Whenever one delves into a new hobby, one often reads “How to” books. Writing is no different. You cannot learn everything on your own by trial and error. Okay, you can, but it’s going to take much longer. There are many great books out there on how to be a better writer. I’m currently reading one, Reading Like A Writer by Francine Prose.

This book is FANTASTIC. I feel as though I’m in an English class, learning how to break down word choice, sentence structure, paragraph arrangement, etc. while I read it. I’ve already gained a great deal. I've got a blog HERE on some books I recommend.

Sixth and finally, to be a better writer, you must practice.

I recommend writing every day. If you’re busy, take just fifteen to twenty minutes for yourself to write. Even if it’s a single paragraph, you’re exercising the writing part of your brain. You cannot be a good writer if you don’t write story after story. This piece of advice is rather generic, but no less necessary. While you can read about improving, and learn about improving, you won’t ever improve until you try it yourself.

I go through phases. I absolutely write on my weekends (I have 3 days weekends). I write every Friday, Saturday, and Sunday. During certain periods of my story process, I will write during weekdays too. But not always. During Nanowrimo, i've been known to get up an hour early every day to write in order to meet my goals.

Make sure you set time aside to write. It doesn't have to be long periods. Do word sprints if you must. Those are great and you feel productive.

Well, that's about the gist of it. I hope these six tips help you! They are all things I've implemented that have helped me. I'll leave you with this: Stephen King claims to spend 4-6 hours a day on his craft, split between reading and writing. He claims to have done this when he was working as a full time teacher. Let that sink in a little bit. He was married, supporting a family, and still carving out 4-6 hours a day for the craft. Obviously he eventually became a full time writer, but not without some significant effort on his part. If he can do it, and I can do it, YOU can do it too!
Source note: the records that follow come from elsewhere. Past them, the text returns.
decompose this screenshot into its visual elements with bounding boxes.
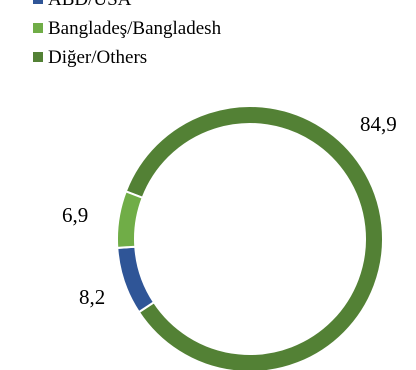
legend-label-others: Diğer/Others [48, 47, 148, 68]
data-label-others: 84,9 [360, 112, 397, 136]
legend-label-usa: ABD/USA [48, 0, 131, 14]
donut-slice-0 [124, 105, 384, 370]
donut-slices [116, 105, 384, 370]
legend-label-bangladesh: Bangladeş/Bangladesh [48, 18, 222, 39]
legend-swatch-usa [33, 0, 43, 4]
legend-swatch-bangladesh [33, 23, 43, 33]
donut-slice-1 [116, 245, 156, 314]
data-label-usa: 8,2 [79, 285, 105, 309]
legend-swatch-others [33, 52, 43, 62]
donut-slice-2 [116, 190, 144, 249]
data-label-bangladesh: 6,9 [62, 203, 88, 227]
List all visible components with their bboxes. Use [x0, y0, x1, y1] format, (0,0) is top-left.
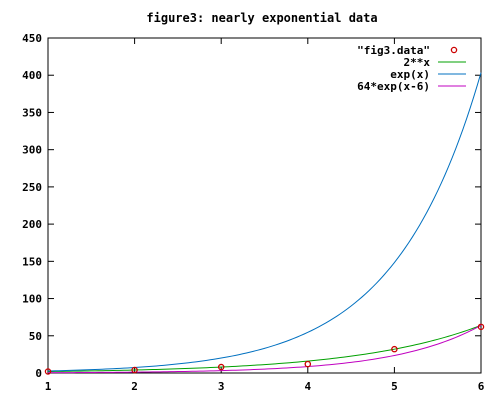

My balance changes but currently it is as follows: I almost only write on the weekends. About 6-10 hours of writing split over 3 days, with a minimum of 2 hours per day in the morning while I have my coffee. Usually an additional 2 hours of editing one one of those days. Every day, I read between 3-4 hours per day (both weekend and week days). Every night be it weekend or week night, I reserve my evening after dinner to read. I generally read from about 7:30PM until about 11PM.

So, i'm not quite Stephen King level, but I try.